Although Alistair MacLeod was born in Saskatchewan, he moved with his family to their farm in Cape Breton at the age of 10; and it is Cape Breton and its people that are at the heart of his short stories and his only novel No Great Mischief. As his character Alexander does in the novel, Alistair MacLeod himself worked as a miner and a logger to finance his education, gaining a PhD from the University of Notre Dame, Indiana in 1968. He became a professor at the University of Windsor the following year and taught creative writing until retirement. Always, he returns to Cape Breton in the summers to write.

No Great Mischief

No Great Mischief was published in 1999. It won two Canadian Bookseller Awards and Ontario's Trillium Award, and became a best seller as one of The New York Times Notable Books of 2000. It missed out on a Governor-General's Award because of an oversight by the publisher on the application. It went on, however, to win one of the biggest literary prizes in the world, the IMPAC Dublin Literary Award.

 There is a wonderful amount of Cape Breton history woven into No Great Mischief, but really it is a novel about grief, about the death of those one loves, and ultimately about the power of "blood" - of family support and acceptance and the care of one for another.

 It is a novel about two brothers among a large family. Calum the eldest and Alexander the youngest - all touched by the death of their parents. Calum says to his brother " it's just the same sadness in different packages" as he talks of how much he still misses his parents. There is also the theme of loyalty - of family - and the recurring story of a dog. The first dog followed the ship leaving Scotland and had to be pulled into his boat, arriving with them in Nova Scotia. This story is told from the perspective of those on the shore, left behind in Scotland, and generations later the same story is told by the family in Nova Scotia from the perspective of their ancestors on the boat that day.

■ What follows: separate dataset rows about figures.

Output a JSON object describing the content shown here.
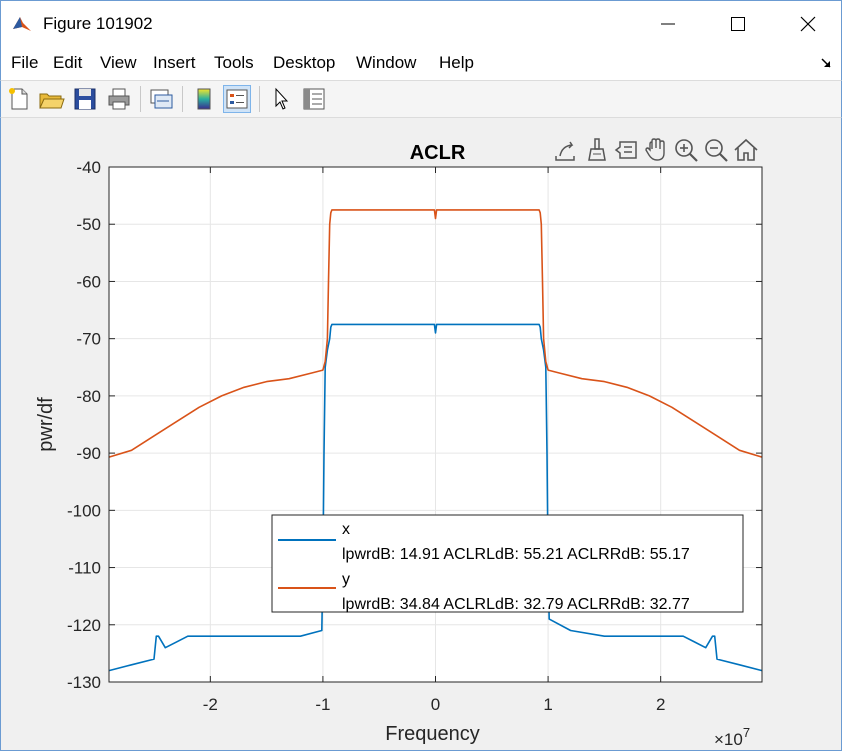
{
  "window": {
    "title": "Figure 101902",
    "minimize_icon": "minimize-icon",
    "maximize_icon": "maximize-icon",
    "close_icon": "close-icon"
  },
  "menu": {
    "items": [
      "File",
      "Edit",
      "View",
      "Insert",
      "Tools",
      "Desktop",
      "Window",
      "Help"
    ]
  },
  "toolbar": {
    "buttons": [
      "new-figure-icon",
      "open-file-icon",
      "save-icon",
      "print-icon",
      "link-plot-icon",
      "insert-colorbar-icon",
      "insert-legend-icon",
      "edit-plot-icon",
      "property-inspector-icon"
    ]
  },
  "axes_toolbar": {
    "buttons": [
      "export-icon",
      "brush-icon",
      "data-tips-icon",
      "pan-icon",
      "zoom-in-icon",
      "zoom-out-icon",
      "home-icon"
    ]
  },
  "colors": {
    "series_x": "#0072BD",
    "series_y": "#D95319",
    "grid": "#e6e6e6",
    "axes_bg": "#ffffff"
  },
  "chart_data": {
    "type": "line",
    "title": "ACLR",
    "xlabel": "Frequency",
    "ylabel": "pwr/df",
    "x_exponent": "×10",
    "x_exponent_power": "7",
    "xlim": [
      -29000000,
      29000000
    ],
    "ylim": [
      -130,
      -40
    ],
    "xticks": [
      -20000000,
      -10000000,
      0,
      10000000,
      20000000
    ],
    "xtick_labels": [
      "-2",
      "-1",
      "0",
      "1",
      "2"
    ],
    "yticks": [
      -130,
      -120,
      -110,
      -100,
      -90,
      -80,
      -70,
      -60,
      -50,
      -40
    ],
    "ytick_labels": [
      "-130",
      "-120",
      "-110",
      "-100",
      "-90",
      "-80",
      "-70",
      "-60",
      "-50",
      "-40"
    ],
    "grid": true,
    "legend_position": "bottom-right",
    "series": [
      {
        "name": "x",
        "legend_line2": "lpwrdB: 14.91 ACLRLdB: 55.21 ACLRRdB: 55.17",
        "x": [
          -29000000,
          -27000000,
          -25000000,
          -24800000,
          -24600000,
          -24000000,
          -23000000,
          -22000000,
          -20000000,
          -18000000,
          -15000000,
          -12000000,
          -10100000,
          -10000000,
          -9900000,
          -9800000,
          -9600000,
          -9400000,
          -9300000,
          -9200000,
          -9100000,
          -5000000,
          -100000,
          0,
          100000,
          5000000,
          9100000,
          9200000,
          9300000,
          9400000,
          9600000,
          9800000,
          9900000,
          10000000,
          10100000,
          12000000,
          15000000,
          18000000,
          20000000,
          22000000,
          23000000,
          24000000,
          24600000,
          24800000,
          25000000,
          27000000,
          29000000
        ],
        "y": [
          -128,
          -127,
          -126,
          -122,
          -122,
          -124,
          -123,
          -122,
          -122,
          -122,
          -122,
          -122,
          -121,
          -110,
          -90,
          -75,
          -72,
          -70,
          -68,
          -67.5,
          -67.5,
          -67.5,
          -67.5,
          -69,
          -67.5,
          -67.5,
          -67.5,
          -67.5,
          -68,
          -70,
          -72,
          -75,
          -90,
          -110,
          -119,
          -121,
          -122,
          -122,
          -122,
          -122,
          -123,
          -124,
          -122,
          -122,
          -126,
          -127,
          -128
        ]
      },
      {
        "name": "y",
        "legend_line2": "lpwrdB: 34.84 ACLRLdB: 32.79 ACLRRdB: 32.77",
        "x": [
          -29000000,
          -27000000,
          -25000000,
          -23000000,
          -21000000,
          -19000000,
          -17000000,
          -15000000,
          -13000000,
          -11000000,
          -10000000,
          -9800000,
          -9600000,
          -9500000,
          -9400000,
          -9300000,
          -9200000,
          -5000000,
          -100000,
          0,
          100000,
          5000000,
          9200000,
          9300000,
          9400000,
          9500000,
          9600000,
          9800000,
          10000000,
          11000000,
          13000000,
          15000000,
          17000000,
          19000000,
          21000000,
          23000000,
          25000000,
          27000000,
          29000000
        ],
        "y": [
          -90.7,
          -89.5,
          -87,
          -84.5,
          -82,
          -80,
          -78.5,
          -77.5,
          -77,
          -76,
          -75.5,
          -74,
          -70,
          -60,
          -50,
          -48,
          -47.5,
          -47.5,
          -47.5,
          -49,
          -47.5,
          -47.5,
          -47.5,
          -48,
          -50,
          -60,
          -70,
          -74,
          -75.5,
          -76,
          -77,
          -77.5,
          -78.5,
          -80,
          -82,
          -84.5,
          -87,
          -89.5,
          -90.7
        ]
      }
    ]
  }
}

That dog was the beginning of many generations of dogs belonging to this family, including one owned by Alexander's parents.

 The death of Alexander and Calum's parents leave the grandparents, grieving for their own children - grateful, lucky, they have the grandchildren. Others consider Calum lucky he was not with his parents that day and therefore did not die with them. "I look at it differently" he said, (years later) "If I had been with them I might have saved them" and he is haunted by this all of his life.

The novel ends with the words "All of us are better when we're loved". It is that love between these brothers, after all of the tragedy in their lives, that makes this novel so extraordinary.

 Reading No Great Mischief  is like listening to the voice of Alistair MacLeod - perhaps explained by the fact that he writes out each sentence of his books in long hand and then rewrites it until it is right. He reads it out loud because he wants it to have a type of rhythm, as he tells the story. Those of us lucky enough to have met the man, and heard him read, will continue to have that voice with us when we read his words, and he will be remembered always.